Maurits Cornelis Escher was not a mathematician but an artist. He lived from 1898 to 1972 in the Netherlands, his homeland, then in Italy, Switzerland and Belgium.
He was involved in the movement of the caricature of science, the pataphysics, and gives paradoxes geometric art form through her drawings that made his reputation.

The sketch below is not from Escher, it was inspired by his work and leads to a garden where Escher would have liked to install his bench to draw ... Click on the image.


The Penrose triangle was originally designed by the Swedish artist Oscar Reutersvärd, considered a pioneer in the field of impossible objects. This triangle, or tribar, was established in 1934.
The mathematician Roger Penrose popularized this object in 1950 and that's what gave it its name.
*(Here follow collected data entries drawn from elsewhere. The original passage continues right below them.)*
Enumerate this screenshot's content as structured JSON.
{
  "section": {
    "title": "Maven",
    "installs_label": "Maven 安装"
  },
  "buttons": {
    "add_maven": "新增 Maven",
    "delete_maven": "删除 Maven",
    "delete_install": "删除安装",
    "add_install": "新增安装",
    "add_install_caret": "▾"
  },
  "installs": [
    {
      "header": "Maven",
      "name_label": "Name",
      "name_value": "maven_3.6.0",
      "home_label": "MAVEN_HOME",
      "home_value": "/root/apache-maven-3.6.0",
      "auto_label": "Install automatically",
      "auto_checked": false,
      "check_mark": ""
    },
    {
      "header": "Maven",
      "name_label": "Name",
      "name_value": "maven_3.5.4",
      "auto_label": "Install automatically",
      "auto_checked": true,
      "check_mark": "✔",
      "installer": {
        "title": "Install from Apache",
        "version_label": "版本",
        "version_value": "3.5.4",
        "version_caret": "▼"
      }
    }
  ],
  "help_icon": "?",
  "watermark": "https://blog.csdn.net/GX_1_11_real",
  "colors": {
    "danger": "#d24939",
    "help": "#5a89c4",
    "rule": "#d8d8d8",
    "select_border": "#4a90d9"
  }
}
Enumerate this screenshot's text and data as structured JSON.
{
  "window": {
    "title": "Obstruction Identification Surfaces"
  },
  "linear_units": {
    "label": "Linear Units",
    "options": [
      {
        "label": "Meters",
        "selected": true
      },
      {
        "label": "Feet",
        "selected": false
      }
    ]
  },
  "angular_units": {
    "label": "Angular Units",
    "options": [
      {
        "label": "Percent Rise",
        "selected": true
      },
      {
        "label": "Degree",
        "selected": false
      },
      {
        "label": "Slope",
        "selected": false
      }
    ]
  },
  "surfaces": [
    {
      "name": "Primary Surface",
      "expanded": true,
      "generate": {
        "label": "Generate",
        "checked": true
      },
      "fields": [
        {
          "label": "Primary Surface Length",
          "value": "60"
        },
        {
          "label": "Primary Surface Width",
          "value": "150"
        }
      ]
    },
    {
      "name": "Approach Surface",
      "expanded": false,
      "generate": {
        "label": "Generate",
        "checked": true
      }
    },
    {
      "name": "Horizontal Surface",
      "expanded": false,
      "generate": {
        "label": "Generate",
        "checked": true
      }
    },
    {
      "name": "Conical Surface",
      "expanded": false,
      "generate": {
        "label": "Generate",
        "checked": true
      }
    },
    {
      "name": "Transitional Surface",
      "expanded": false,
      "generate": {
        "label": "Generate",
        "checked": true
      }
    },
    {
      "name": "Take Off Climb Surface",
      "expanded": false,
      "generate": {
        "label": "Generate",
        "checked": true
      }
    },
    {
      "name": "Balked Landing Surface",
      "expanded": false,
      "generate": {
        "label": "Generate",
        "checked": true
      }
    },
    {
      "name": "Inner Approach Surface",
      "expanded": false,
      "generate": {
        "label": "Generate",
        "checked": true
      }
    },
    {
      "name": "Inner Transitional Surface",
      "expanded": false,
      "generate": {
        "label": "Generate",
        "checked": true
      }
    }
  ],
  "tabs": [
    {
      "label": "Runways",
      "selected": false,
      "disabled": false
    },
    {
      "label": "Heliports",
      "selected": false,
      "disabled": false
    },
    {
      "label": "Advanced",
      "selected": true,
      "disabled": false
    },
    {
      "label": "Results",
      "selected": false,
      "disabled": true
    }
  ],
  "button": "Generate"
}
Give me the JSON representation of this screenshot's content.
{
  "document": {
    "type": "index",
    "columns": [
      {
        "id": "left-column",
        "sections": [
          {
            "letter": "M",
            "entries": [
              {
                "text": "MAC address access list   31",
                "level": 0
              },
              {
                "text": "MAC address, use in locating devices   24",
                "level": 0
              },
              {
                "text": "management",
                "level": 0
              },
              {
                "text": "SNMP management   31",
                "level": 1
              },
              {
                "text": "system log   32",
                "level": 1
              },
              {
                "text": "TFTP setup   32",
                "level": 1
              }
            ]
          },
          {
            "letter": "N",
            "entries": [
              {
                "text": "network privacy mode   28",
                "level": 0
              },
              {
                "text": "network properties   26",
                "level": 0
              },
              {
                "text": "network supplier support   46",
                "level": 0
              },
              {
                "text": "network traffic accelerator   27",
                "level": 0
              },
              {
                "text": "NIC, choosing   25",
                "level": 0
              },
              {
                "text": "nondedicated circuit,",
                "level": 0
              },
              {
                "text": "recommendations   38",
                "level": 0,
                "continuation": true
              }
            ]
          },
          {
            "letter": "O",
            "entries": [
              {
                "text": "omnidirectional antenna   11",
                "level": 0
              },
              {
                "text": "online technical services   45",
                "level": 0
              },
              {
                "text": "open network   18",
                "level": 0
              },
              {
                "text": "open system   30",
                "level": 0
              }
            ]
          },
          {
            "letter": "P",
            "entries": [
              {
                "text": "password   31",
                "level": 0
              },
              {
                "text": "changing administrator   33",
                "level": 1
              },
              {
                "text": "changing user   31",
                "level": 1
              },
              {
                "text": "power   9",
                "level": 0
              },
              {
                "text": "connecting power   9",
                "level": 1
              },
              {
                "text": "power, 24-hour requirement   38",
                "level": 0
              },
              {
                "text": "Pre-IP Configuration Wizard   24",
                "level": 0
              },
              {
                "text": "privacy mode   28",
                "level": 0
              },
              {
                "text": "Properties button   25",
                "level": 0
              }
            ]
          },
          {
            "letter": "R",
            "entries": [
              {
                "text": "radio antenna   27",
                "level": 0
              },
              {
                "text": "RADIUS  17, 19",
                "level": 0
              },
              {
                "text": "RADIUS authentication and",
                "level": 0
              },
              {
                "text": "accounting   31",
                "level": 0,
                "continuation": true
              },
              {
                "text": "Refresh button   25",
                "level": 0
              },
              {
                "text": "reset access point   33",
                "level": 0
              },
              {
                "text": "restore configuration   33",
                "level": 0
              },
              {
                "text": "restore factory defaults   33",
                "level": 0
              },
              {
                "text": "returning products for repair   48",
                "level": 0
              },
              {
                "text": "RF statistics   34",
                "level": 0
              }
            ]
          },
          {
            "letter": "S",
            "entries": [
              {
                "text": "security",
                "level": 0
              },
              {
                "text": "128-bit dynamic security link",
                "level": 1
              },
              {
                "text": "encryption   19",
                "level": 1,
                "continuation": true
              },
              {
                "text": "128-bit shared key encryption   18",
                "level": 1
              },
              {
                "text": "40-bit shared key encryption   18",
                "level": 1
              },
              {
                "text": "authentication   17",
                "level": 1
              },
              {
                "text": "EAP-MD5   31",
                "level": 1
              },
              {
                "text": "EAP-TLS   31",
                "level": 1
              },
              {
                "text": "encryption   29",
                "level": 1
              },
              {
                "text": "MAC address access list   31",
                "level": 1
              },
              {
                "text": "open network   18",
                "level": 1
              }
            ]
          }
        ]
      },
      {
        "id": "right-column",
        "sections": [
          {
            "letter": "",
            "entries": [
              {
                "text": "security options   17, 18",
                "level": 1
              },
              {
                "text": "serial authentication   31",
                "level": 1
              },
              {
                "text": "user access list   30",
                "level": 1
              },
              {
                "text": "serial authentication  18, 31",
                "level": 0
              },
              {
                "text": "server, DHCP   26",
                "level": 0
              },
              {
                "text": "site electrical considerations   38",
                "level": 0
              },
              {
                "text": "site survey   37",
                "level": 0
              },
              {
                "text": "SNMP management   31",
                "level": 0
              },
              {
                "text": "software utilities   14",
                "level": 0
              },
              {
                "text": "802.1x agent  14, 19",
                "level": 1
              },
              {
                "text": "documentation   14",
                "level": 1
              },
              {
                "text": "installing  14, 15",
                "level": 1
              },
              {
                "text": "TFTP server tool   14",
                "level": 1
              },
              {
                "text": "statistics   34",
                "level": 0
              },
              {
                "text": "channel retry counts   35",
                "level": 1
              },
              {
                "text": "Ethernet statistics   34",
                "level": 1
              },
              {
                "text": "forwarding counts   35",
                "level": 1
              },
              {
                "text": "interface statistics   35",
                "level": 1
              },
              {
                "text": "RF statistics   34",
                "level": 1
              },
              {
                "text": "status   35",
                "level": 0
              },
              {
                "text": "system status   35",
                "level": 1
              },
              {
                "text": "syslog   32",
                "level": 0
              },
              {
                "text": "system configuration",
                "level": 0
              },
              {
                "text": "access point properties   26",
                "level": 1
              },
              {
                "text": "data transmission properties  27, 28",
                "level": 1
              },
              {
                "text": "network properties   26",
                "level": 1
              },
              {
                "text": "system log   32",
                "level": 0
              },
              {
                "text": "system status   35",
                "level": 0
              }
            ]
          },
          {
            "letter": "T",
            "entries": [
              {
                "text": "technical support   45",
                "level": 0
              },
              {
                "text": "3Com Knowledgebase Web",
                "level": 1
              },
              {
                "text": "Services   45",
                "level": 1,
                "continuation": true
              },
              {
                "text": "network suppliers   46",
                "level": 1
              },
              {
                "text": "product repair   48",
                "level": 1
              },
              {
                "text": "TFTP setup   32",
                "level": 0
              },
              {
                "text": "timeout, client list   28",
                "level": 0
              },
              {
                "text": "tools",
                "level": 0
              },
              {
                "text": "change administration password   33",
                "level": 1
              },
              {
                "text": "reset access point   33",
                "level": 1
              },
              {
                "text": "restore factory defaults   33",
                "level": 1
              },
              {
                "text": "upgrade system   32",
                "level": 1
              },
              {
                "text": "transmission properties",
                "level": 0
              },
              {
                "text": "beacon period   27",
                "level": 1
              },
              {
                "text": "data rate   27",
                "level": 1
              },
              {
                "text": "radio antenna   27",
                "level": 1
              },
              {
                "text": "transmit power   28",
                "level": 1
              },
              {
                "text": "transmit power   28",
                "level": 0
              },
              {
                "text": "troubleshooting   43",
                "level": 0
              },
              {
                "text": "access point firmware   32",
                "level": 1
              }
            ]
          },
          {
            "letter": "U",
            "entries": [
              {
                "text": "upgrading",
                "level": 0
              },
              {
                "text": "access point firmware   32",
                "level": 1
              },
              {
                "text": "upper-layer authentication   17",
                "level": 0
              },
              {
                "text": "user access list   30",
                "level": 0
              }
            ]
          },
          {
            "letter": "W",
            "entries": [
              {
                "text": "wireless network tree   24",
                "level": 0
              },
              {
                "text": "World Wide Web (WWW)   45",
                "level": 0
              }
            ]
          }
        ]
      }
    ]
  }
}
Escher was then inspired by it to create prints more and more complex, as shown below.

The belvedere

Two step-downs bunks but belonging to different levels.

The house and the stairs

Construction impossible with a staircase which we never find the end.


The waterfall is the source of the canal that ends in the same waterfall.

The secret of Escher

Can we achieve a figure materially impossible? Normally no, but yes and in fact, we have confirmation by clicking the Penrose triangle below. This sculpture was built in Perth Australia.


These three images evince the genesis of the work of Escher. The third engraving is called "Relativity". People moving in three planes of different gravity.

The Penrose triangle has also been practiced in sculptures by Francis Tabary.